The bookstore is in North Carolina so I would go with Wiley Cash’s The Last Ballad. It’s a tale of the flight of southern rural people to work in urban centers during the first half of the 20th century.

It’s in South Carolina, but thank you, those are a lot of good suggestions.

Looking down the year so far the only one I’d made up my mind on was to start over on The Three Body Problem in June for a translation. I began that a couple years ago and was enjoying it, but set it down for some other distraction and I think I’ve forgotten enough I need to begin again.

West with the Night, by Beryl Markham. It is amazing.

Born Beryl Clutterbuck in the middle of England, she and her father moved to Kenya when she was a girl, and she grew up with a zebra for a pet; horses for friends; baboons, lions, and gazelles for neighbors. She made money by scouting elephants from a tiny plane. And she would spend most of the rest of her life in East Africa as an adventurer, a racehorse trainer, and an aviatrix―she became the first person to fly nonstop from Europe to America, the first woman to fly solo east to west across the Atlantic. Hers was indisputably a life full of adventure and beauty.

And then there is the writing.
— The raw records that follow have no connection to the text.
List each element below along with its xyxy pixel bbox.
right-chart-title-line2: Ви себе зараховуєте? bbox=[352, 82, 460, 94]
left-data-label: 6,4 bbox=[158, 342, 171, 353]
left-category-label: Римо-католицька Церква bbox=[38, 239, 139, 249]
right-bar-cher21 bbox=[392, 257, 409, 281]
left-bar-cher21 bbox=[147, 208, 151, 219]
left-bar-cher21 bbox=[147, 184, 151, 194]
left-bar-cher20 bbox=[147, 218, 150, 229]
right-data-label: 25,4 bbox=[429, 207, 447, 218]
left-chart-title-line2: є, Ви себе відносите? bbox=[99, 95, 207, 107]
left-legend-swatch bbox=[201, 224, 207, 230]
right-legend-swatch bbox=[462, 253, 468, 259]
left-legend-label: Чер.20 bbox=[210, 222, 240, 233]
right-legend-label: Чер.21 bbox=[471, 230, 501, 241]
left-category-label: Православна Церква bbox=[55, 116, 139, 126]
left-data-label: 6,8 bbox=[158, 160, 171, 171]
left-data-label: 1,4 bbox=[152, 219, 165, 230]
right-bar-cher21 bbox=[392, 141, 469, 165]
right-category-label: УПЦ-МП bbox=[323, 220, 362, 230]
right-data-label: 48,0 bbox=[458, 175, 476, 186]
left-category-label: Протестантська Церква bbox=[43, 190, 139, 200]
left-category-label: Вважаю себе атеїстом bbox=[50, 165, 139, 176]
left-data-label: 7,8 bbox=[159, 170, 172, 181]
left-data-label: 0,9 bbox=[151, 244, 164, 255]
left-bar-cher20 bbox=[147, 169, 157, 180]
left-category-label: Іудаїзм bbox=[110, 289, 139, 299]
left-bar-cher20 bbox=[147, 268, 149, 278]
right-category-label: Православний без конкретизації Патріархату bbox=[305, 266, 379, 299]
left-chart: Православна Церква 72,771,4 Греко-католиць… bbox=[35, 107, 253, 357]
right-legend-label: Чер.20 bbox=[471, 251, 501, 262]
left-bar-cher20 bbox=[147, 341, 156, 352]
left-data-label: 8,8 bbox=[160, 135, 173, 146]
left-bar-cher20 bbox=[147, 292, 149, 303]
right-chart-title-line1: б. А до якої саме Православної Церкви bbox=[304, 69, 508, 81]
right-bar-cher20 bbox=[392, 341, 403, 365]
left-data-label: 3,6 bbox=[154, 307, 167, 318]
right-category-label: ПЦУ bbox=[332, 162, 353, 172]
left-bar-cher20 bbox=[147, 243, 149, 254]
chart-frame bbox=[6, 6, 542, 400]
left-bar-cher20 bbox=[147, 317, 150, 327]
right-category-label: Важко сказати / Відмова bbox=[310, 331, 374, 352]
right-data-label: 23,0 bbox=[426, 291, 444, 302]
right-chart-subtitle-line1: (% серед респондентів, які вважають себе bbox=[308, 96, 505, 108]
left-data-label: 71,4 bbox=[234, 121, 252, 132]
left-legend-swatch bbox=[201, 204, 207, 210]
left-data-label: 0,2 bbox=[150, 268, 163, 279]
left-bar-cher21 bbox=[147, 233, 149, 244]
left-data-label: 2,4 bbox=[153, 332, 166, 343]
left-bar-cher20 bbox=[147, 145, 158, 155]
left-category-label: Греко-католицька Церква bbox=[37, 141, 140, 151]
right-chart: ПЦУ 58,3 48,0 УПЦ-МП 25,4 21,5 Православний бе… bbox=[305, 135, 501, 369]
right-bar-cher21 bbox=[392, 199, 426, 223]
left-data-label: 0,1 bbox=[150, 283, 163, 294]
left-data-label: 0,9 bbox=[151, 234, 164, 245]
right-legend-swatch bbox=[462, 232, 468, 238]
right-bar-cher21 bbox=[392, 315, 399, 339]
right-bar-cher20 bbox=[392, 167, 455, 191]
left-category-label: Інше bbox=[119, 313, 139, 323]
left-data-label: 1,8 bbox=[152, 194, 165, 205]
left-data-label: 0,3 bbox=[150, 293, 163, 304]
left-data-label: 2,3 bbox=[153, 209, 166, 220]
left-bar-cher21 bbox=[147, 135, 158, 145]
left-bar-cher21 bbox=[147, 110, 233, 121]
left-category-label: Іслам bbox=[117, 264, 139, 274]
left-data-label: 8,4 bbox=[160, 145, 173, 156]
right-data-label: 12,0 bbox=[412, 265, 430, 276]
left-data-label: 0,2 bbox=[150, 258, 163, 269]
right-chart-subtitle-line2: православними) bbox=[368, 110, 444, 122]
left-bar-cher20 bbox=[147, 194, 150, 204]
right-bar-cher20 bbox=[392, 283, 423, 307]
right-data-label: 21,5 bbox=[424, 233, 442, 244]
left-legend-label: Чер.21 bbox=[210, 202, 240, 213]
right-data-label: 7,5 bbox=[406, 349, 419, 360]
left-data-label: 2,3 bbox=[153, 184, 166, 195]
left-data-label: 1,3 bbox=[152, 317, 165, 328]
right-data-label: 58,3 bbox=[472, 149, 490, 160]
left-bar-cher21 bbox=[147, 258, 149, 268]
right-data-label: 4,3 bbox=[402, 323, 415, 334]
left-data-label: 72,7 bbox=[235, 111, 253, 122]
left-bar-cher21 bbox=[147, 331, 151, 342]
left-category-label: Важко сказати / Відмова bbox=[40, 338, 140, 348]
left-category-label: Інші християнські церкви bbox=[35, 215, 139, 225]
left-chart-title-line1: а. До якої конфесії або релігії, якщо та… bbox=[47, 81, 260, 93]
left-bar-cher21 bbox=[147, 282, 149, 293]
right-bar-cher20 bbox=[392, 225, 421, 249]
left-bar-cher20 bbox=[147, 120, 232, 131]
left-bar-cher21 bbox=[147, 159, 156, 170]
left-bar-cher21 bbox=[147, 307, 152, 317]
When Hemingway read Markham’s book, he wrote to his editor, Maxwell Perkins: “She has written so well, and marvelously well, that I was completely ashamed of myself as a writer . . . [She] can write rings around all of us who consider ourselves as writers . . . It is really a bloody wonderful book.”

sorry about that…Less strong than Cash’s book, but hitting South Carolina…

Islands by Ann Rivers Siddons has it’s moments.
Book of the Dead by Patricia Cornwall. Not for the quesy. Gruesome stuff warning.

Aw thank you. :)

True, true. Best writing I’ve ever read.

And I do hope it’s being used. I see way too many engineers who are whizzes at notation, but can’t problem solve with math.

I hope so too! I keep getting royalties, so it would seem so.

Boxers & Saints is a pair of overlapping graphic novels about the Boxer rebellion and Christian converts in China.

Well I failed way back in January and gave up on this challenge, but my wife and several friends have stuck with it.

A debate erupted this weekend when my sister-in-law Jessica was visiting and discovered the book store hosting this challenge included epistolary novels in their recommendations for November’s prompt of “a collection of letters”.

When I read that category I assumed it meant any published work with the structure of a series of letters, real or fictional, and it didn’t even occur to me there’s a distinction—my wife and my sister interpreted it the same way. Jessica was surprised not only that we would think that, but especially surprised the book store wouldn’t make that distinction. Once she explained it, I understand why the distinction might be useful, but I would still tend to think of an epistolary novel as a specific subset of the description of books that are a collection of letters, she maintains they’re exclusive categories.

She’s probably technically correct, I’m not really interested in pushing one side or the other, but I am curious if anyone else would immediately think to make (or question) that distinction or not.

I am not following……a book comprised totally of letters. Fictional vs True should be two different categories?

It’s is funny because last night I happen to have found an Audible book where J. R. R. Tolkien answered his kid’s letters to Father Christmas. This would be real letters but as a fictional character!

That’s the argument my sister-in-law made, restated, yes. A fictional collection of letters is technically called an epistolary novel (which I don’t disagree with), and that’s by definition exclusive from something simply referred to as a collection of letters (which I’m not convinced of).

I suppose that a fictional book comprised of letters is different in the sense that it was intended to be published by the author whereas a collection of private letters was not intentionally meant for publication. I can see the difference but I do not think most people would care. The fictional version is simply copying the idea for true collections. I am assuming that true collections predated the fictional versions.